Convert Exe To Py ⏰

: Only decompile software you have the legal right to inspect or modify.

First, we must understand what a Python executable actually is.

The techniques described in this article are most legitimately applied when you, as a developer, are looking to recover your own abandoned work. As one developer eloquently put it: "千万不要用这套流程去逆向别人的程序!"—Never use this process to reverse-engineer someone else's program!

Getting your code back takes two main steps. First, you unpack the EXE file. Second, you turn the unpacked files back into readable text. Step 1: Unpack the EXE File

At the surface, the process looks procedural: run tools, extract resources, decompile bytecode, stitch together modules. Beneath that, the real work is interpretive. A decompiled script may produce valid statements but often lacks variable names that once carried meaning, comments that held context, and the architectural sense of why functions were shaped a certain way. The conversion becomes an act of hermeneutics — reading the machine’s silence and reconstructing the missing human voice. convert exe to py

: Use uncompyle6 , which is the standard for older versions.

Using decompilation tools for any of the following reasons is generally considered unethical and illegal:

: Ensure the Python version used to run the decompiler matches the version used to build the original executable.

While the core process works for many cases, it's important to be aware of potential hurdles that can affect success: : Only decompile software you have the legal

When you use tools like , cx_Freeze , or py2exe , they do not compile your Python code into native machine code (like C++ compilers do). Instead, they bundle three things:

You cannot convert an EXE to a clean, original .py file with comments, variable names, and docstrings. However, you can recover the logic and structure of your code using a two-step process: the bytecode with pyinstxtractor , then decompile it with pycdc or uncompyle6 .

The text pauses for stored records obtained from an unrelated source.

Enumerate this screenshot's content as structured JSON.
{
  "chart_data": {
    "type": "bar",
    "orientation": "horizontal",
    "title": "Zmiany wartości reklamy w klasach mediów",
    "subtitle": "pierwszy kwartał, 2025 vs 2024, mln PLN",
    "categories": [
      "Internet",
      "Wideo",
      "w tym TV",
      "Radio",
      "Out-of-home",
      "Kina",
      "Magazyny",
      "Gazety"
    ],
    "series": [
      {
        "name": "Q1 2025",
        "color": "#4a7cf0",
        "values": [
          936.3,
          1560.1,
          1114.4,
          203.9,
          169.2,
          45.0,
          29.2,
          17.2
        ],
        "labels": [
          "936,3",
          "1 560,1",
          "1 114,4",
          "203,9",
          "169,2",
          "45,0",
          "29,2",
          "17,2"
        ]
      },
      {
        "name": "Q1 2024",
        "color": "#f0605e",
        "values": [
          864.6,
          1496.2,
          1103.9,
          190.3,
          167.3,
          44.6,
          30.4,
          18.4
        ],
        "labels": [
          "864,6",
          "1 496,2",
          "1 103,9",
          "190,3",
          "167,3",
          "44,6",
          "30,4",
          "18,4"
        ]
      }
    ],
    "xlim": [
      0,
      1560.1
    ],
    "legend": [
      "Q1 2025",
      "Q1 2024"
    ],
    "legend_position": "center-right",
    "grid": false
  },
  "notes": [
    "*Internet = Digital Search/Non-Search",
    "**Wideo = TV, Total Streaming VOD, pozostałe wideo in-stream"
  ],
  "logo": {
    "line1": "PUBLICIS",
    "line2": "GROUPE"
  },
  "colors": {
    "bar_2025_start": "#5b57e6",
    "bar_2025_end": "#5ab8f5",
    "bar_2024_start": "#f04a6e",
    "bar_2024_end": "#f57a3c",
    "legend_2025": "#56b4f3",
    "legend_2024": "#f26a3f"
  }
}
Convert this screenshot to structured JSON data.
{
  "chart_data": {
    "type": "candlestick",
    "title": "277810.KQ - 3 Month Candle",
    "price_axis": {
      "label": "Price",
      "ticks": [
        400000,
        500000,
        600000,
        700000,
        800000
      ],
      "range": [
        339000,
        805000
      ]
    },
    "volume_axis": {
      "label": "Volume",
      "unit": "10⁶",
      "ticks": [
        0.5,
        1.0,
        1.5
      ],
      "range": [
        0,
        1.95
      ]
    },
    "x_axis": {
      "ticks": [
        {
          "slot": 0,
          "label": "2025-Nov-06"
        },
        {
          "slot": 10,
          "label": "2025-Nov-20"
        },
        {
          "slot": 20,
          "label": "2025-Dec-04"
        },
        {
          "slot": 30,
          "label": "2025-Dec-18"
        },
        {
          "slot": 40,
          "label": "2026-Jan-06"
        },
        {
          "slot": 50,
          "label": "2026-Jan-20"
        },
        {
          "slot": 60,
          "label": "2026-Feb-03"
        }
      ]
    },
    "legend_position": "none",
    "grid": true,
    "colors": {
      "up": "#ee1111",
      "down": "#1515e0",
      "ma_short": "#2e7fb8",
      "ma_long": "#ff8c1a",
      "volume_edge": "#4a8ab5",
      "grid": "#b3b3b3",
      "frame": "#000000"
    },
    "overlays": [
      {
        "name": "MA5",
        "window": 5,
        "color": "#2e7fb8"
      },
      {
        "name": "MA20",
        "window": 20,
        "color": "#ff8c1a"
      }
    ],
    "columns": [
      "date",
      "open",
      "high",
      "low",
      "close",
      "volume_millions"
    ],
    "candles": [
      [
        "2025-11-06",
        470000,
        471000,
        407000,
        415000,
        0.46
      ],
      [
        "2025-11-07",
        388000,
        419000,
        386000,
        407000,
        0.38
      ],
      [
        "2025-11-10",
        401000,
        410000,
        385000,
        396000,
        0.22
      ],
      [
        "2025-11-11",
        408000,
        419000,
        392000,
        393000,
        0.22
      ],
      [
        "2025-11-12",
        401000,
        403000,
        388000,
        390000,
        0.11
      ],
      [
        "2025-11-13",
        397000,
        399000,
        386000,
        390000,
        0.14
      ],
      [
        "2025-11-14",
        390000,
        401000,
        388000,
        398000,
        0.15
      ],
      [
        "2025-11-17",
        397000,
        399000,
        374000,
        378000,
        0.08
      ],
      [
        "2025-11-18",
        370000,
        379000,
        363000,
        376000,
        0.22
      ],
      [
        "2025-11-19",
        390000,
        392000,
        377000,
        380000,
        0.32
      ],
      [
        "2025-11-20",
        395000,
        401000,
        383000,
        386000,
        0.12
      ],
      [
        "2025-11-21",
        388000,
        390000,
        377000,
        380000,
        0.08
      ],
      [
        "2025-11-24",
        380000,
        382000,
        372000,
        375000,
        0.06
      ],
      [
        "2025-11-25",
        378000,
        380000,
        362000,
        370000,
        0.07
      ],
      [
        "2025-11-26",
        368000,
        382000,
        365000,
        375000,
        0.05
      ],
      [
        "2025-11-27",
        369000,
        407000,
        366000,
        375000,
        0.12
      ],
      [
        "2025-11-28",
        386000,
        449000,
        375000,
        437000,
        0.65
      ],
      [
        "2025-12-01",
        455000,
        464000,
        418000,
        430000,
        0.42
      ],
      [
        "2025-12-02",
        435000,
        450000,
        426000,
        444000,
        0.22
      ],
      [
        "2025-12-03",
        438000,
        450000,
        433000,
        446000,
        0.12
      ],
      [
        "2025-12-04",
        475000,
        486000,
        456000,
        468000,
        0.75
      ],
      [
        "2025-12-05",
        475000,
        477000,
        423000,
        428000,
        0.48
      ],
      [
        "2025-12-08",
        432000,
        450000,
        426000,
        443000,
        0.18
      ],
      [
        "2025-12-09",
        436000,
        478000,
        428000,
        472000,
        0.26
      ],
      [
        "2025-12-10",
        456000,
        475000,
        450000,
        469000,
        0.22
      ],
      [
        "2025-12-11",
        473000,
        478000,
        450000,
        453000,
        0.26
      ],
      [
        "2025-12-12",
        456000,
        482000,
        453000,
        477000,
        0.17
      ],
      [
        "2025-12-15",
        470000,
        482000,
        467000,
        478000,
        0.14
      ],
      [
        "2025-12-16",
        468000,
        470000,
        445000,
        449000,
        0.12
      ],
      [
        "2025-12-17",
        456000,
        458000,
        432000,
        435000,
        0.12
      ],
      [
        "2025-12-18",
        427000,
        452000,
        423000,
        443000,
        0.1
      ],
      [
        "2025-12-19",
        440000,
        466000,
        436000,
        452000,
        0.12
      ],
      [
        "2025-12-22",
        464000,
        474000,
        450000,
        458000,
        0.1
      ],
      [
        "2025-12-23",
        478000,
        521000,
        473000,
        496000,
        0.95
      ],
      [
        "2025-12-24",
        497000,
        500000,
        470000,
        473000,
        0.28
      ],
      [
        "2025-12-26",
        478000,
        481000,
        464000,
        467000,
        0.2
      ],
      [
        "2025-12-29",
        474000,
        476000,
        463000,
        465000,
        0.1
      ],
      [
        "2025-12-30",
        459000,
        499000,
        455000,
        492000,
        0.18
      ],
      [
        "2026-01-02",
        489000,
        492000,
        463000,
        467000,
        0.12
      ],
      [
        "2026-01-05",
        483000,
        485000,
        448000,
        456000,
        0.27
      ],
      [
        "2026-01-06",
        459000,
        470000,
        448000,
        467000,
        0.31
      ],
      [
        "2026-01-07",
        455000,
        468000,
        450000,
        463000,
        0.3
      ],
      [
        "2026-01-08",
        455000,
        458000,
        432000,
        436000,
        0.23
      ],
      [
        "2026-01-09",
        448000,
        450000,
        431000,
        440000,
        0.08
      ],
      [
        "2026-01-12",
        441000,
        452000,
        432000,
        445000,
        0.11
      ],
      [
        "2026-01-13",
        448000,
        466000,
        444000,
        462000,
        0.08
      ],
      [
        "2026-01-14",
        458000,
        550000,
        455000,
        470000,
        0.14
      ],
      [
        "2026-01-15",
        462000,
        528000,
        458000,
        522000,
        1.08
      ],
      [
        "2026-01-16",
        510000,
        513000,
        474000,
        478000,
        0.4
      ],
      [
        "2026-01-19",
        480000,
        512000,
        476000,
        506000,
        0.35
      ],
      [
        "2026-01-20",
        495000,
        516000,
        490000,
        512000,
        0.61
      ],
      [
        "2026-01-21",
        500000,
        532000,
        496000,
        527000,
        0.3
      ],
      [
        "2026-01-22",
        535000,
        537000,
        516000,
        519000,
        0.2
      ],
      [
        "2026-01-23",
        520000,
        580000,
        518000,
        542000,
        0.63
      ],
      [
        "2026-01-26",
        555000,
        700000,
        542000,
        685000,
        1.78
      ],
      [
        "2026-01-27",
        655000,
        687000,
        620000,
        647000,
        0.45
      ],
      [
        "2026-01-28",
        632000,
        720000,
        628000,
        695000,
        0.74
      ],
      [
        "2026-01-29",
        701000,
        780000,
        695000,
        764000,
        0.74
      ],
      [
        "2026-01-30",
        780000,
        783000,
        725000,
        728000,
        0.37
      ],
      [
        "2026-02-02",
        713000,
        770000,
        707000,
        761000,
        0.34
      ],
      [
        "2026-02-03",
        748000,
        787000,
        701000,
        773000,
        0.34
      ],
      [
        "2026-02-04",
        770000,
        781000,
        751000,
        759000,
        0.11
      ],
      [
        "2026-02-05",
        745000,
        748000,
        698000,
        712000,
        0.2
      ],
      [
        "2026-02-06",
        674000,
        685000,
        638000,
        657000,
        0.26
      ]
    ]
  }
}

: In some cases, local variable names might be lost, but the general logic and function names usually remain intact. Alternative Tools Converting an exe back to .py

: These tools map the Python opcodes back to their original syntax. While variable names are usually preserved, comments and docstrings are lost forever Second, you turn the unpacked files back into readable text

Inside, you will find several .dll files, a .pyc file for the main script, and subfolders like PYZ-00.pyz_extracted containing the bytecode for all imported modules.

If the EXE was "obfuscated" (protected) before compilation, the resulting code may look like gibberish.

Use a tool like PyInstXTractor (PyInstaller Extractor) to unpack the .exe . : python pyinstxtractor.py your_file.exe .

You can extract from most PyInstaller-packaged EXEs, but you'll never get the original formatting, comments, or imports exactly as they were.

PyInstaller executables contain a structured archive called that holds all the bundled files, along with a PYZ archive for Python modules and packages. When you use pyinstxtractor or similar tools, you're essentially unpacking these archives to retrieve the original .pyc files.